La réforme du seuil de la TVA des auto-entrepreneurs a été officiellement abrogée à l’unanimité à l’hémicycle le 2 juin. Un grand soulagement pour ces professionnels qui auraient pu perdre plusieurs millions d’euros avec l’entrée en vigueur de cette mesure.
Pour rappel, une réforme avait été annoncée dans le cadre du projet de loi de finances de 2025, qui consistait à abaisser le seuil en dessous duquel les auto-entrepreneurs sont imposables à la TVA à 25 000 euros. Un niveau relativement supérieur à ceux appliqués actuellement, qui sont de 37 500 euros ou 85 000 euros pour les activités commerciales.
L’entrée en vigueur de cette loi aurait impacté un total de 250 000 auto-entrepreneurs, qui auraient été contraints de verser près de 4 000 euros d’impôts supplémentaires. Cette mesure a également fragilisé les plus vulnérables, notamment ceux qui exercent dans les secteurs tels que l’artisanat ou les prestations de services.

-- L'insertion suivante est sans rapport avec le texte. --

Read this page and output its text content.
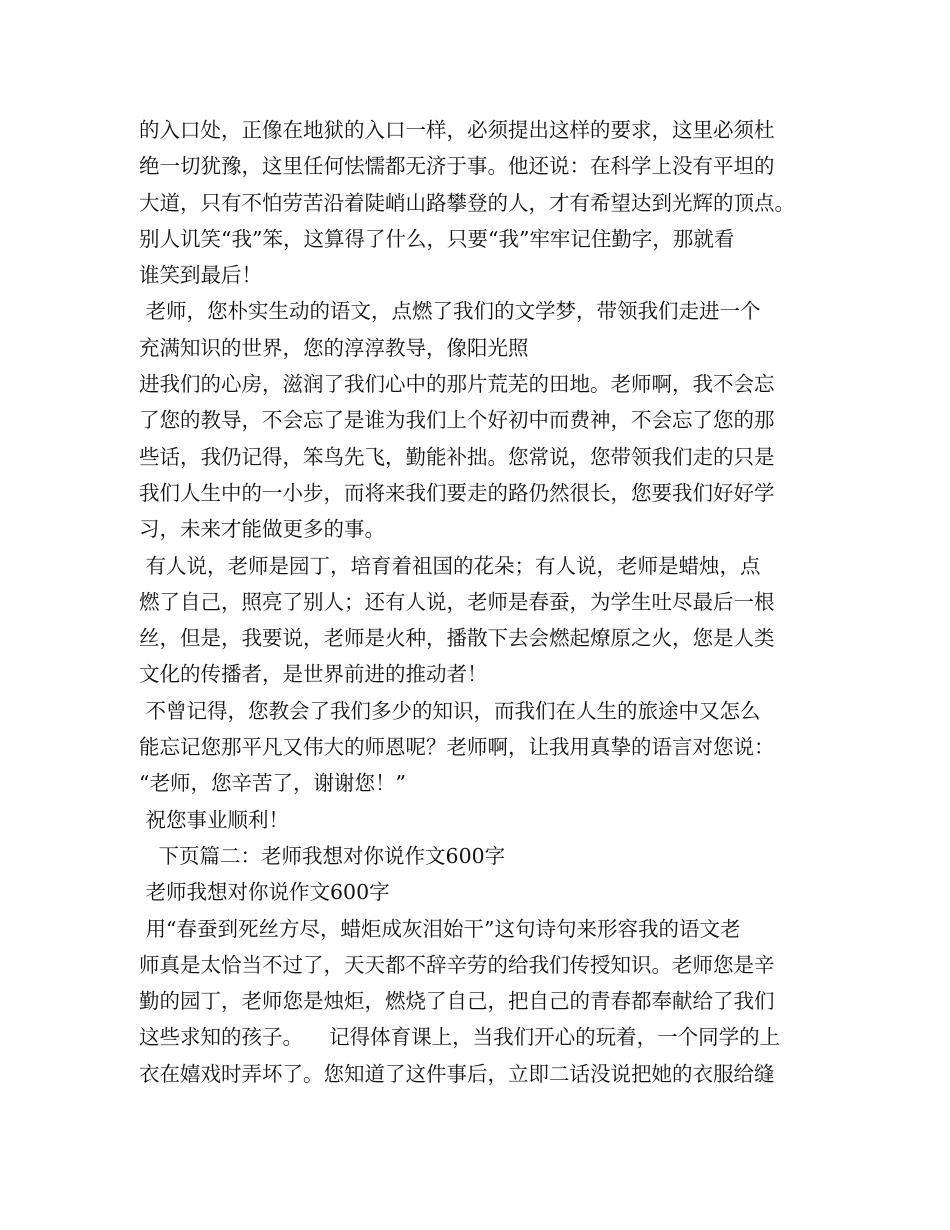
的入口处，正像在地狱的入口一样，必须提出这样的要求，这里必须杜
绝一切犹豫，这里任何怯懦都无济于事。他还说：在科学上没有平坦的
大道，只有不怕劳苦沿着陡峭山路攀登的人，才有希望达到光辉的顶点。
别人讥笑“我”笨，这算得了什么，只要“我”牢牢记住勤字，那就看
谁笑到最后！
老师，您朴实生动的语文，点燃了我们的文学梦，带领我们走进一个
充满知识的世界，您的淳淳教导，像阳光照
进我们的心房，滋润了我们心中的那片荒芜的田地。老师啊，我不会忘
了您的教导，不会忘了是谁为我们上个好初中而费神，不会忘了您的那
些话，我仍记得，笨鸟先飞，勤能补拙。您常说，您带领我们走的只是
我们人生中的一小步，而将来我们要走的路仍然很长，您要我们好好学
习，未来才能做更多的事。
有人说，老师是园丁，培育着祖国的花朵；有人说，老师是蜡烛，点
燃了自己，照亮了别人；还有人说，老师是春蚕，为学生吐尽最后一根
丝，但是，我要说，老师是火种，播散下去会燃起燎原之火，您是人类
文化的传播者，是世界前进的推动者！
不曾记得，您教会了我们多少的知识，而我们在人生的旅途中又怎么
能忘记您那平凡又伟大的师恩呢？老师啊，让我用真挚的语言对您说：
“老师，您辛苦了，谢谢您！”
祝您事业顺利！
下页篇二：老师我想对你说作文600字
老师我想对你说作文600字
用“春蚕到死丝方尽，蜡炬成灰泪始干”这句诗句来形容我的语文老
师真是太恰当不过了，天天都不辞辛劳的给我们传授知识。老师您是辛
勤的园丁，老师您是烛炬，燃烧了自己，把自己的青春都奉献给了我们
这些求知的孩子。    记得体育课上，当我们开心的玩着，一个同学的上
衣在嬉戏时弄坏了。您知道了这件事后，立即二话没说把她的衣服给缝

La réforme de la TVA des auto-entrepreneurs risque d’être réintroduite dans le cadre du PLF 2026
Initialement, la réforme sur la TVA des auto-entrepreneurs devait entrer en vigueur le 1er mars 2025, avant d’être suspendue. Le ministre de l’Économie avait fait part, le 30 avril dernier, d’un nouveau suspens de cette mesure. Puis, le lundi 3 avril, lors de l’examen de la loi de simplification, le député Paul Midy a proposé un amendement pour l’abrogation de cette mesure, qui a été voté par 277 députés, soit à l’unanimité.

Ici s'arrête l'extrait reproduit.